Elegir una buena gestora en un buen fondo con un historial de éxito -ya se sabe eso de que rentabilidades pasadas no garantizan futuras- intentando que ese fondo esté lo más diversificado posible. Sea bien, un fondo mixto que compatibilice renta fija y variable, pese a que la fija no atraviesa un buen momento y esperar años a que el ahorro dé sus frutos con el paso del tiempo.

Una opción cada vez más utilizada es dejar en manos de gestores de fondos los movimientos de la cartera. Bankinter, Bankia, Mutuactivos, Profim… y cada vez más grandes grupos financieros ofrecen de forma sencilla y barata la gestión de fondos que van variando de acuerdo con el momento del mercado y, sobre todo, con el perfil de riesgo de cada inversor. Con independencia de las comisiones que cobran los propios fondos, este servicio puede tener un coste máximo anual en torno al 0,5% del patrimonio gestionado. En este tipo de gestión hay que tener en cuenta aquellos que solo utilizan los fondos de su gestora u otros que optan por elegir fondos de otras firmas que no son las suyas, lo que indica mayor independencia.
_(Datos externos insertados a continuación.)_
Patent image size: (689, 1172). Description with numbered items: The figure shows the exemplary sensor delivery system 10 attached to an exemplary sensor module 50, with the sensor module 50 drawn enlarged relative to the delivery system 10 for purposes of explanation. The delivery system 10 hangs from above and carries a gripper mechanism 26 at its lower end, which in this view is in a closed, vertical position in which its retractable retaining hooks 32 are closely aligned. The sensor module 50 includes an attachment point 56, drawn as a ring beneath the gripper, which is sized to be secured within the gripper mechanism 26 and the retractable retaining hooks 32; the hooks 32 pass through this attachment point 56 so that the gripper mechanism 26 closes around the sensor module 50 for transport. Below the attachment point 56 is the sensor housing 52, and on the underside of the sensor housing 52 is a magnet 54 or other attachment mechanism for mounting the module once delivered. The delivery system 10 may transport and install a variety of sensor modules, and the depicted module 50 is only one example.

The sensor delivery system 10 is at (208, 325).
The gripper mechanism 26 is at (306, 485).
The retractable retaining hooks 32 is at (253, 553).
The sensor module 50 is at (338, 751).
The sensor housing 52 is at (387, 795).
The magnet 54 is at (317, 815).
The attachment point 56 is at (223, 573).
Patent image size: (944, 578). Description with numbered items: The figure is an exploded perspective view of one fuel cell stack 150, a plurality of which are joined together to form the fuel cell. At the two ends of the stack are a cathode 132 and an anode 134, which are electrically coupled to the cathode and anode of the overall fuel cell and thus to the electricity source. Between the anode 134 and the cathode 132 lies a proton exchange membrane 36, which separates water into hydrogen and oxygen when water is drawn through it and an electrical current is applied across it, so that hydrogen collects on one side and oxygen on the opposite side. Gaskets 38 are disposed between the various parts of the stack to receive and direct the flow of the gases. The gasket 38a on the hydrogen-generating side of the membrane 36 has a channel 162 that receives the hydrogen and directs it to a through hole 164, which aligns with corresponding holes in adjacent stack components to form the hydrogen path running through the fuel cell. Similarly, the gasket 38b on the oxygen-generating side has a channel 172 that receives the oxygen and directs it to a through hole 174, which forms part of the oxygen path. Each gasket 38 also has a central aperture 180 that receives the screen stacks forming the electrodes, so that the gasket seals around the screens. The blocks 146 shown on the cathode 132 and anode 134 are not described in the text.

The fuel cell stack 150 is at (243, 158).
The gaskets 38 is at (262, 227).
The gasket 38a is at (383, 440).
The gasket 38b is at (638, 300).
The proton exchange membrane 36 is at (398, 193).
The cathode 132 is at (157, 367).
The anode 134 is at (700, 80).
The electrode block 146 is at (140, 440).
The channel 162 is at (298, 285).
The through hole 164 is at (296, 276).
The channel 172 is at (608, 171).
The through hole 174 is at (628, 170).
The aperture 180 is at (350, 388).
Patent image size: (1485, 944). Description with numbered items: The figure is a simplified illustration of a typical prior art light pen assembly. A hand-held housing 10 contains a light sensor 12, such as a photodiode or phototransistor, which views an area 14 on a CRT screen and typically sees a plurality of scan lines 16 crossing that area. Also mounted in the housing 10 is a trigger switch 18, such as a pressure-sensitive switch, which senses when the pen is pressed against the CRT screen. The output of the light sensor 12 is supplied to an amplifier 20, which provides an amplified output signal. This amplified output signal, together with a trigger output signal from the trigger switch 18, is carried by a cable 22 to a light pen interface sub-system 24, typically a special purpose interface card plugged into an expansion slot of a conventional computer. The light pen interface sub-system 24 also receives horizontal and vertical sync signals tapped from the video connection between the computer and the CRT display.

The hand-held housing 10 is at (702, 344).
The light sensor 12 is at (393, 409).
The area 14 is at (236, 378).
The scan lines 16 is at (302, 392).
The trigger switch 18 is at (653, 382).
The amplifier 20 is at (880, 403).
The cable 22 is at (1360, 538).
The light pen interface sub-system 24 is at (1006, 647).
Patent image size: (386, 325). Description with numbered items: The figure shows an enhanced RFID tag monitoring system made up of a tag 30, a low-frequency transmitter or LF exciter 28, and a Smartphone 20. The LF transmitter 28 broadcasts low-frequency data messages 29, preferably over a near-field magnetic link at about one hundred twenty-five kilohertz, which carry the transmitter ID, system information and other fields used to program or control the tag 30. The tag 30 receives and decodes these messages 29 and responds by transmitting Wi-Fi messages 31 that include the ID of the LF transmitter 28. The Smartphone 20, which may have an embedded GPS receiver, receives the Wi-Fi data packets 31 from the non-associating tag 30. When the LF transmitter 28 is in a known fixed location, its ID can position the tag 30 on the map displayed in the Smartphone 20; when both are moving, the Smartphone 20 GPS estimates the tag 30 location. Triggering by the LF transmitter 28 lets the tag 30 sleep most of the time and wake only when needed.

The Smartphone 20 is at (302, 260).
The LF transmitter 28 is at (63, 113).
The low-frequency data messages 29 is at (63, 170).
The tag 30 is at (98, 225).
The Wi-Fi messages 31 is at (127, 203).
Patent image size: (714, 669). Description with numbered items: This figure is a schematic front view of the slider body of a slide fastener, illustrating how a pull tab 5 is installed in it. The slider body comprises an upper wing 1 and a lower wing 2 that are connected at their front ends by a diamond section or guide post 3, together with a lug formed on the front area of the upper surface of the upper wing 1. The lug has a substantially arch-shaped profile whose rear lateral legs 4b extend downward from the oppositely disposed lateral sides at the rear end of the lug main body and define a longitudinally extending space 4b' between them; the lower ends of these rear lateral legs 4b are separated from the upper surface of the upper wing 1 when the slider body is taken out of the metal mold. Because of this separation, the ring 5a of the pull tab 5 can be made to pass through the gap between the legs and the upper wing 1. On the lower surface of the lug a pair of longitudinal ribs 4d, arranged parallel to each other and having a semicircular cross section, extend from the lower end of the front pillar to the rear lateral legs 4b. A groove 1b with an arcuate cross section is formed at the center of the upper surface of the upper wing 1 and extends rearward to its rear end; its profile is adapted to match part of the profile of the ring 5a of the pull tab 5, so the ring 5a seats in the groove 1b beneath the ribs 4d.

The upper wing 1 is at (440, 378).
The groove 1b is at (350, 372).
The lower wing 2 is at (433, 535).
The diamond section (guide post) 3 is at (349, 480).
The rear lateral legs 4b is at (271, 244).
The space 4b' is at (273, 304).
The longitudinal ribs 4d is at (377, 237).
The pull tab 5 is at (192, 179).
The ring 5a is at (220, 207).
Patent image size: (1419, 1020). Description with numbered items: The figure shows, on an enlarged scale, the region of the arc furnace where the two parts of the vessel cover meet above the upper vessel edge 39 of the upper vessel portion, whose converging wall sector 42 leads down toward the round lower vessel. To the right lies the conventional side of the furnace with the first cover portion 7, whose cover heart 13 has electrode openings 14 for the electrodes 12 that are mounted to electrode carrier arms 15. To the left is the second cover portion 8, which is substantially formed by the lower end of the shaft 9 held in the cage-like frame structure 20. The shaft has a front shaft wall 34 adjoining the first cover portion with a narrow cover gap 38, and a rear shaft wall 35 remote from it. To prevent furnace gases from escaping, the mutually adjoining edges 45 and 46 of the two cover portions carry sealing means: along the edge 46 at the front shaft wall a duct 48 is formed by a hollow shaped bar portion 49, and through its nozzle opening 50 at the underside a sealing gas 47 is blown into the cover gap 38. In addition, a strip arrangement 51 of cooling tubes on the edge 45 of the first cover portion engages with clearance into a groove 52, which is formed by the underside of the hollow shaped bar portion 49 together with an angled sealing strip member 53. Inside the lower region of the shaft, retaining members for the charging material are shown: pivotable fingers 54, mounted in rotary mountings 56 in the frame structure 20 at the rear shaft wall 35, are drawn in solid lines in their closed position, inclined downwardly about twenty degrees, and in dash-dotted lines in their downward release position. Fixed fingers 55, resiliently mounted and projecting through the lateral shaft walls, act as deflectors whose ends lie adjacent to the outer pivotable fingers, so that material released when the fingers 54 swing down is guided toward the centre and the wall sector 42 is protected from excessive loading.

Por útlimo, están los fondos indexados que se limitan a replicar la marcha de índices bursátiles o de renta fija. Aquí también existe la posibilidad de que el que le venda estos fondos haga una gestión con los mismos, saltando de uno a otros en función del perfil del riesgo y de la pericia del gestor. Estrategia que también se apoya en los llamados robo advisors. Aunque hay momentos complicados como el actual para el Ibex 35, un índice que lleva más de una década por debajo de sus máximos históricos, lo habitual es que en largos periodos de tiempo los resultados sean muy buenos y superen a la renta fija y a la llamada gestión activa de la Bolsa.

La cosa está difícil, pero hay también muchas opciones de gestión de los fondos y, sobre todo, la posibilidad de mover la cartera de fondos ajustándola al momento del mercado y a lo que esté dispuesto a arriesgar el inversor.